Cash

constantlogic:

queeranarchism:

someplanetelse:

clevermanka:

queeranarchism:

This isn’t something that gets talked about a lot, and I have no idea how far the problem extends geographically, but if you care about poor people, if you care about sex workers, if you care about activists, if you care about privacy,

you should consider resisting the transition from cash to card-only payments that is happening in shops in some bigger cities. Including shops where only one register in a long row still accepts cash payments so anyone paying with cash needs to wait in line and sticks out.

Cash is how poor people help keep each other alive without immediately worrying about their benefit cuts, cash is what people get when they do a bit of work or sell some old stuff to feed their kids that week. Cash is how most sex workers get paid. A lot of people need to be able to make cash payments to feed their kids, pay their rent and basically to live.

Cash is also what activists use whenever they need protest supplies and don’t want their full name and address attached to the protest. Cash is how we buy any item we want to keep out of our digital footprint. But whether you’re buying a megaphone or  a dildo, you can’t do so privately if you can’t spend cash.

Banks are eager to work towards a post-cash economy because it makes our spending habits so much easier to track. States want the same because it makes people so much easier to track and control. We should not want a
post-cash economy

and we should resist attempts to create it.

I adopted a cash-as-much-as-possible policy a few years ago. I only use a card when I’m buying something online or for unexpectedly large Costco purchases. I started doing it out of spite because I hate credit card companies and I could afford to. It’s also nice for any local businesses you patronize–they don’t lose part of the profit from the sale to the card company.

I´m pretty much cash only, and i can think of a whole lot more situations where cards are not only impractical but stupidly impossible. like flea markets: my clothes as a kid came mostly from there, same with my kids bc my mom doesn´t see a reason to buy new stuff for more money for a couple months of wearing. how to pay 3 bucks for 3 shirts over a table w/o electricity?

and that seams to be pretty german, lots of people here don´t want cashless society.

Based on my own experience, cash use isn’t just pushed back by the widespread availability of payment by card or phone. The number of ATM’s is also being reduced in a lot of larger cities.

And when the nearest ATM is 1.5 kilometers away and people at the market run out of cash, they just stop buying things. So market-stall owners quickly get themselves one of those small attach-to-your-smartphone card readers.

I’ve already seen a LOT of farmers markets where you can pay for your vegetables with a card. The same is happening to big-city flea markets, the same will happen to smaller city flea markets.

And the number of ATM’s will just get pushed back more, while the number of pay-by-card opportunities increases. And then it becomes hard for people without transport and with mobility limits to do ‘cash only’ out of principle, so ‘cash only’ becomes one more thing only privileged idealists can do.

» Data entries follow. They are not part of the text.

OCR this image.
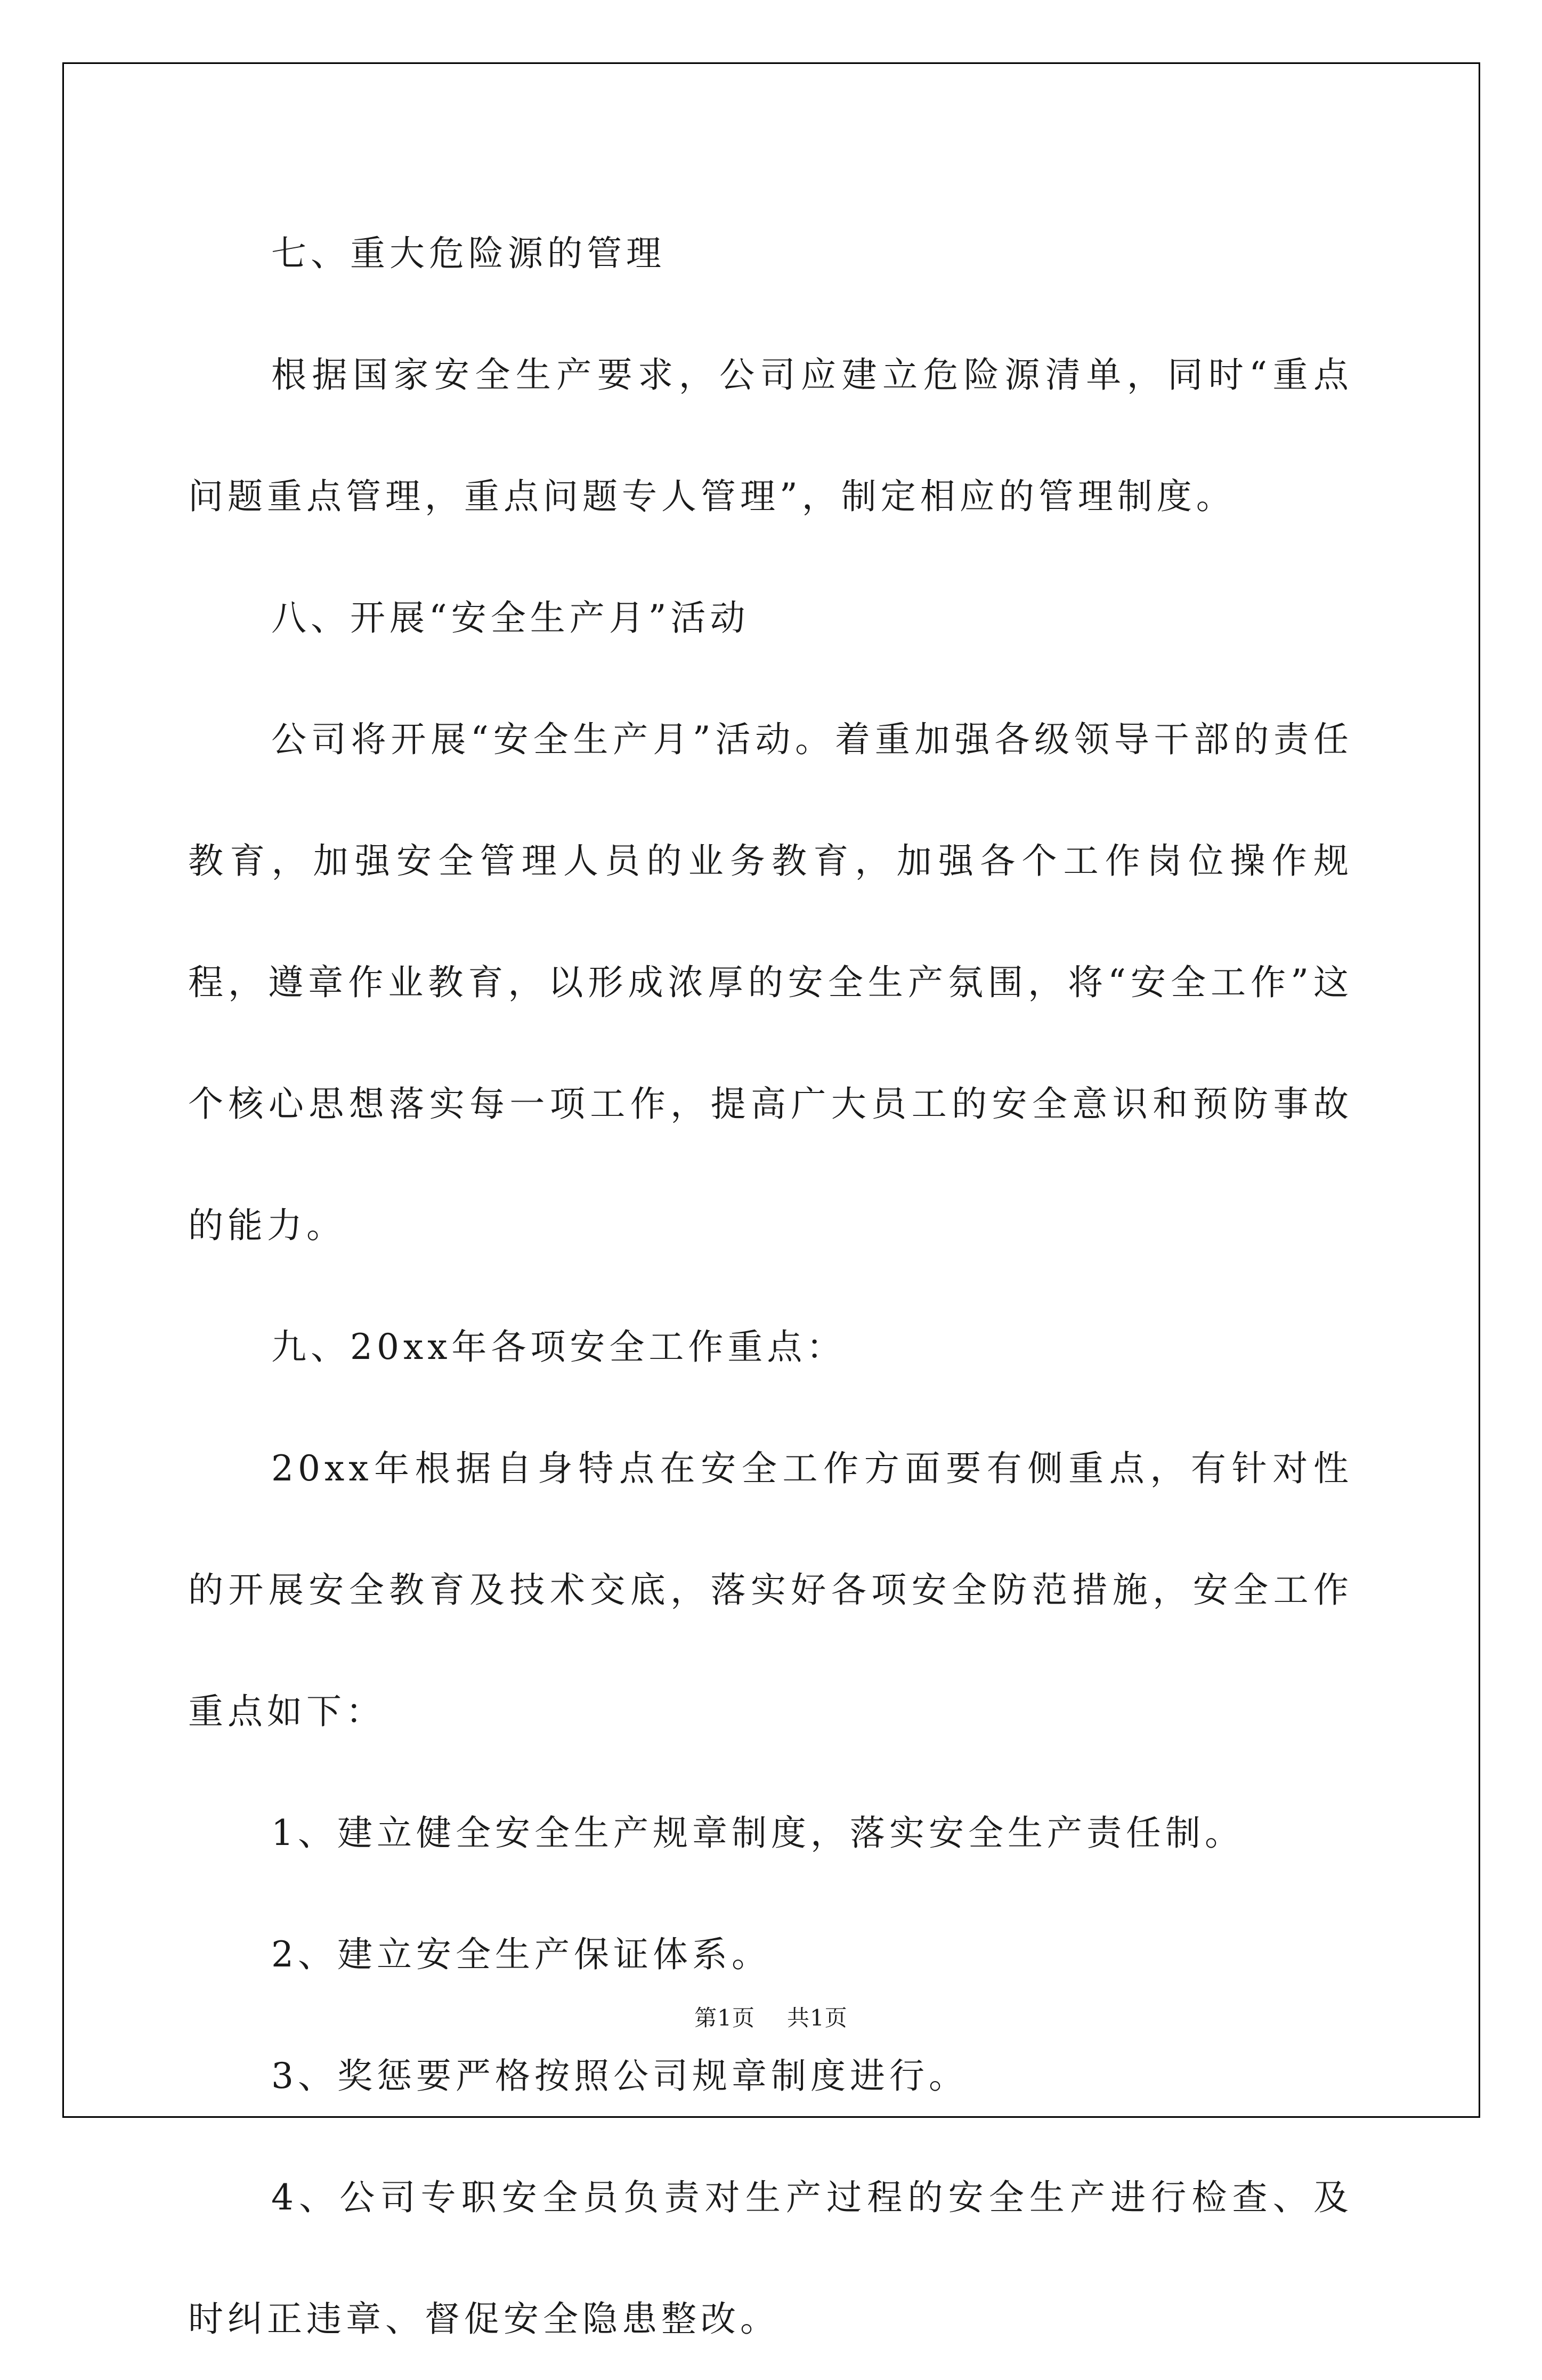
七、重大危险源的管理

根据国家安全生产要求，公司应建立危险源清单，同时“重点问题重点管理，重点问题专人管理”，制定相应的管理制度。

八、开展“安全生产月”活动

公司将开展“安全生产月”活动。着重加强各级领导干部的责任教育，加强安全管理人员的业务教育，加强各个工作岗位操作规程，遵章作业教育，以形成浓厚的安全生产氛围，将“安全工作”这个核心思想落实每一项工作，提高广大员工的安全意识和预防事故的能力。

九、20xx年各项安全工作重点：

20xx年根据自身特点在安全工作方面要有侧重点，有针对性的开展安全教育及技术交底，落实好各项安全防范措施，安全工作重点如下：

1、建立健全安全生产规章制度，落实安全生产责任制。

2、建立安全生产保证体系。

3、奖惩要严格按照公司规章制度进行。

4、公司专职安全员负责对生产过程的安全生产进行检查、及时纠正违章、督促安全隐患整改。

第1页 共1页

So, ‘cash only’ as an individual choice is nice but it’s not enough. As with just about every other problem in the world, you can not create change by ‘voting with our wallet’. Individual behavior choices do not offer an effective pushback to a systematic policy being pushed upon a population. They never do. A more solid resistance to a post-cash economy is needed if we want to avoid it.

Of course this is IMO, but use of technological progression should not be hampered, instead we need to look to the root of the problem – which is the root of society as a whole. The corruption and of course the avarice of the current rulers – if such a thing didn’t exist, if we lived in a freer society where we didn’t fear the current minefield that is politics or worry that protests equated to hostility instead of understanding, would any of you really be afraid to use cards instead of cash? 

Only if we lived in a worldwide society with no states and no authorities at all and no chance of the resurfacing of states and authorities. I find it highly unlikely that the existence of money would continue without authority. So realistically… nope

Technological ‘progress’ is just change, it can be good or bad or neither, but it’s important to question what it achieves and who it serves.

Regular cash works. It doesn’t need to be pushed back. The people that are pushing it back are doing it primarily because of the control and surveillance opportunities of cards, not because it’s actually better.

Like the transition from paper tickets to digital cards for public transport, this technology is not about user comfort but primarily about information and control.